My reference to shear friction and development of the bars refers to the tension created when the aggregate along a cracked plane tries to slide. The bars will go into tension to restrain the widening of the crack and prevent perching of aggregates (that is, assuring aggregate interlock restrains the movement at the crack.) ACI 318 requires that bars used for this purpose be fully developed on each side of the expected shear surface.

Also, just because there is a formed joint does not meant there will not be a crack that forms at the base of the key, allowing movement. This is why I made the observation about shear resistance along a cracked surface.

As far as ACI requirements:
The bars on the exterior face provide continuity across the joint, and will act as flexural reinforcement and as reinforcement to resist shear by shear friction. You do not indicate the embedment depth of theses bars into the footing/base slab, so we cannot know if they are actually developed, as would be required to meet your design intent of a fixed-end condition for the wall. I would suggest that the wall should be designed as a simple beam, or with a sufficiently robust detail used for the corners (which it may have been.)

As for the bars on the interior face ACI 318-11 says, "12.5.5 — Hooks shall not be considered effective in developing bars in compression." The use of a hooked bar can be construction aid, but it doesn't shorten Ld. As pondered by others in this thread, I wonder if compression reinforcement is needed.

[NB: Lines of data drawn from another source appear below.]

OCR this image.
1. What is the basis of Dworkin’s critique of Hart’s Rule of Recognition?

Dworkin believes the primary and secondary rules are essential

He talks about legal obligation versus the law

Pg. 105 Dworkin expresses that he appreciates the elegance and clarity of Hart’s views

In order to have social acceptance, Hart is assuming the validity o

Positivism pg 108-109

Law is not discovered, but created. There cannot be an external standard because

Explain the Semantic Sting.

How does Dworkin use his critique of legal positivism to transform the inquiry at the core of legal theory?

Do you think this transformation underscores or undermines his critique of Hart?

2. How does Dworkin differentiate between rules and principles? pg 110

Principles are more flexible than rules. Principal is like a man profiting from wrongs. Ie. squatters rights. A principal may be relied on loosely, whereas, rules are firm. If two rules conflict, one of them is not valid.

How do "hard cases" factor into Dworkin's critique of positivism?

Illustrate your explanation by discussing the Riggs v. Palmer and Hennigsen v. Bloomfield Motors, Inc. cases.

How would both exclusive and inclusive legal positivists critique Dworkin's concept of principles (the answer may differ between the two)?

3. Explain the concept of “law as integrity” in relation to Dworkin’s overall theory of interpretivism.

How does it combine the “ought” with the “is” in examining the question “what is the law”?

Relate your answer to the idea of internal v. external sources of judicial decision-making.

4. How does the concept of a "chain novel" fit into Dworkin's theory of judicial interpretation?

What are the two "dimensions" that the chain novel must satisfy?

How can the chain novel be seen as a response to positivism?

I have seen quite a few electrical vaults with perpetual standing water or excessively humid interiors, so an assumption of dry conditions may not be realistic.

 

[rwpe]

I understand what you are saying about the shear friction. Without researching the exact particulars of the code reference for shear friction (Deadlines this week..lol), it would seem that the shear friction issue would need to be considered where shear reinforcing is required for the shear loads. Fortunately, in this case, the concrete shear capacity exceeds the shear load.

The tension bars extend to the bottom mat of the slab/footing and extend an additional 4'-0" into the wall (approx. 4'-9" total Ld length).

The interior bars, where they occur in the compression region, were not considered in the flexural design of the wall. The only reason they are there is that ACI requires reinforcing on each face of the wall for walls 10" thick and greater. So in essence, the bars are really not doing anything and the dowels provided were more of a continuity thing than anything else.

Point taken on the water in the vault. As a side note, the joints were designed with a rubber, dumbbell waterstop across the joint.

 

[hokie66]

The bars on the inside face of that wall would not go into tension until actual failure had initiated. Therefore, I do not see how they could be used as shear friction reinforcement even if developed. But in the interest of full disclosure, I don't use shear friction at all, as I consider the concept to be "black magic".

 

[TXStructural]

Shear friction if the mechanism by which a concrete section carries shear after it cracks (or across a cold joint.) This is also called interface shear. The reinforcement clamps the two surfaces together sufficiently to resist movement across the interface.